Dez anos depois, ainda há os que acreditam – ou fingem acreditar – que a privatização do banco decorreu de um capricho do governo e não de uma decisão inescapável, imposta por uma conjuntura inexorável.

Todos sabem que o regime inflacionário encobria deficiências crônicas do sistema bancário brasileiro. Com o início do Plano Real, em 1994, da noite para o dia os bancos perderam os chamados ganhos inflacionários e entraram em dificuldades. O impacto foi mais forte nos bancos públicos, mas também atingiu duramente os privados.

Foi neste contexto que o governo federal criou o PROER, o programa para impedir uma quebra sistema do bancos privados. Pelo mesmo motivo, tempos depois, instituiu o PROES, voltado aos bancos estaduais. Duramente criticados na época, aqueles programas consolidaram o sistema financeiro brasileiro, hoje considerado dos mais sólidos do mundo. Agora, na crise internacional de 2008, autoridades monetárias de todos os continentes reconheceram o acerto daquelas decisões.

Entender esse processo permite enxergar com clareza o que aconteceu com o Banestado.

Em fins de 1994, dias antes de tomar posse como governador do Estado, o Banco Central nos informou da condição falimentar do Banestado, do Banespa e do Banerj, instituições em que pretendia intervir.
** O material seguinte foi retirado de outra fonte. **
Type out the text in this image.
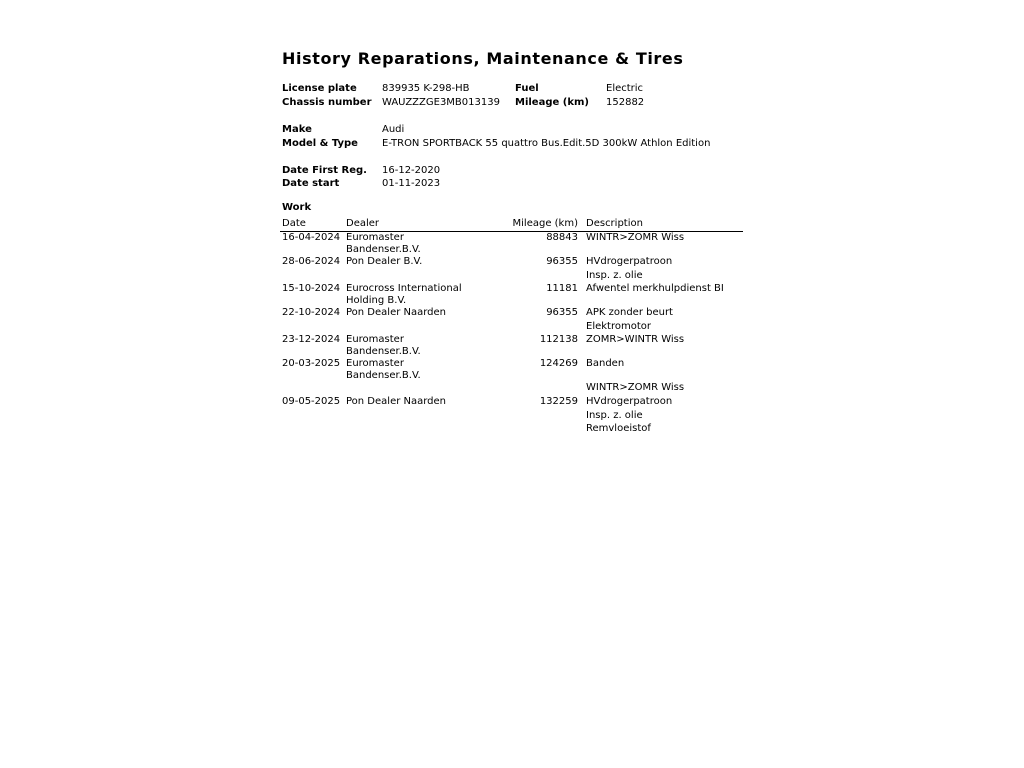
History Reparations, Maintenance & Tires
License plate	839935 K-298-HB	Fuel	Electric
Chassis number WAUZZZGE3MB013139 Mileage (km) 152882
Make	Audi
Model & Type E-TRON SPORTBACK 55 quattro Bus.Edit.5D 300kW Athlon Edition
Date First Reg. 16-12-2020
Date start	01-11-2023
Work
Date	Dealer	Mileage (km)	Description
16-04-2024	Euromaster Bandenser.B.V.	88843	WINTR>ZOMR Wiss
28-06-2024	Pon Dealer B.V.	96355	HVdrogerpatroon
			Insp. z. olie
15-10-2024	Eurocross International Holding B.V.	11181	Afwentel merkhulpdienst BI
22-10-2024	Pon Dealer Naarden	96355	APK zonder beurt
			Elektromotor
23-12-2024	Euromaster Bandenser.B.V.	112138	ZOMR>WINTR Wiss
20-03-2025	Euromaster Bandenser.B.V.	124269	Banden
			WINTR>ZOMR Wiss
09-05-2025	Pon Dealer Naarden	132259	HVdrogerpatroon
			Insp. z. olie
			Remvloeistof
Temendo que a intervenção fosse por demais ruinosa ao Estado, assumi o compromisso de sanear o banco. Assim, em 31 de dezembro de 1994, o BC anunciou a intervenção apenas no Banespa e no Banerj.

A exemplo do que fazia o governo federal com Banco do Brasil e Caixa Econômica, já nos primeiros meses de gestão também tivemos de capitalizar o Banestado. Mas os aportes que conseguíamos fazer com grande sacrifício eram insuficientes diante da situação em que herdamos o banco. Logo ficou claro que não havia qualquer possibilidade de salvá-lo. Foi nestas circunstâncias que aderimos ao PROES.

O governo federal, ao financiar o saneamento dos bancos estaduais, impôs condições. A principal delas era evitar que esses bancos con­­tinuassem sujeitos a interferências políticas, daí que exigia a privatização ou a federalização. Tanto na privatização como na federalização, a dívida decorrente do saneamento teria de ser assumida pelo Estado. Todos os estados se sujeitaram a esta regra. Foi a famosa renegociação das dívidas estaduais. Como se lembra, o governo federal financiou em trinta anos as dívidas e criou a Lei de Responsabilidade Fiscal, interrompendo um ciclo vicioso em que governos gastavam mais que podiam – frequentemente sacando a descoberto nos bancos públicos e deixando a bomba para os sucessores.

Optamos pela privatização, que acreditávamos mais vantajosa ao Estado. E de fato conseguimos um ágio de nada menos que 306%, com o banco sendo vendido ao Itaú por R$ 1,6 bilhão, valor este que foi imediatamente abatido da dívida contraída perante o governo federal.

A questão da multa imposta pelo governo federal ao Paraná pelo descumprimento de cláusulas do processo de saneamento e privatização do Banestado é posterior ao meu governo. Igualmente, ao cotejar o valor nominal da dívida atual com os valores de dez anos passados, é necessário considerar as correções, que são feitas com base na variação média das Letras do Tesouro Nacional, e as renegociações posteriores para fazer caixa ao Estado. Desconsiderar isso é incorrer em sofisma grosseiro, quando não mal-intencionado.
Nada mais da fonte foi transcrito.